Activatable Fluorescent Probes for In Vivo and Ex Vivo Dynamic Profiling of Virus-Infected Macrophages

Immune cells are critical for viral clearance, yet they can also be infected by viruses, transforming them into reservoirs that promote viral replication and dissemination. Macrophages, as the primary phagocytic cells, have been found to exhibit contradictory roles. However, due to the lack of analytical methods capable of real-time detection of virus-infected macrophages, the detailed mechanisms underlying macrophage polarization, migration, and dissemination following viral infection remain less understood. In this study, we develop two activatable near-infrared fluorescent probes, ZIP (a single-locked probe) for broadly detecting Zika virus (ZIKV)-infected cells and ZIMP (a dual-locked probe) for specifically identifying ZIKV-infected macrophages. ZIP activates its fluorescence in response to the ZIKV NS3 protease, enabling broad detection of ZIKV-infected cells. ZIMP, in contrast, requires both NS3 protease activity and the presence of caspase-1, which is overexpressed in macrophages, ensuring the selective detection of ZIKV-infected macrophages.
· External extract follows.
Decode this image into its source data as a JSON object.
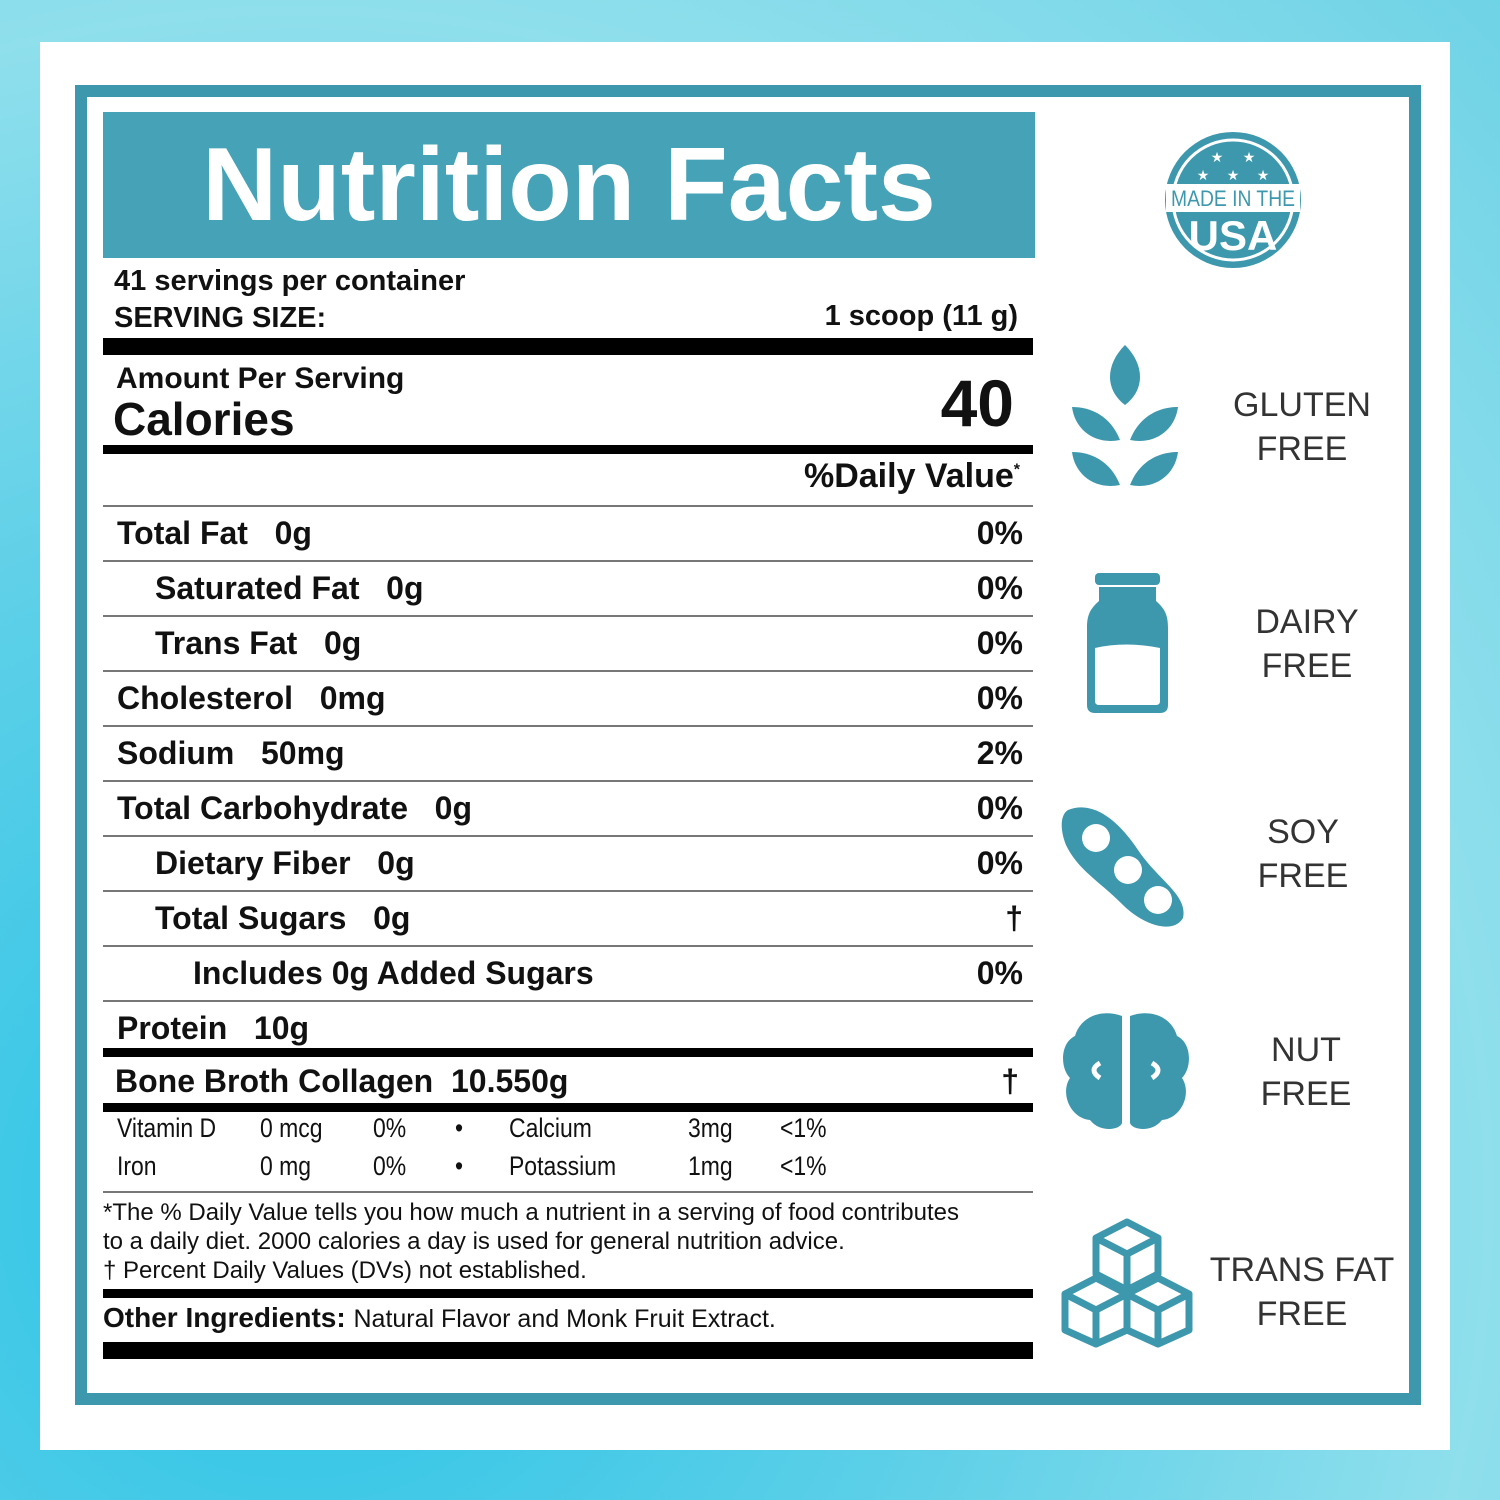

Using both probes for in vivo imaging and ex vivo analysis reveals that ZIKV infection induces macrophage polarization toward the M1 phenotype in the lymph nodes of living mice, followed by M1 macrophage-mediated viral transportation to the brain at later time points. Furthermore, ZIMP can be employed to evaluate the efficacy of anti-ZIKV therapeutics treatment. This study highlights the potential of activatable optical probes for in vivo and ex vivo dynamic profiling of virus-infected immune cells, providing new insights into the complexities of viral immunity and antiviral therapeutics screening.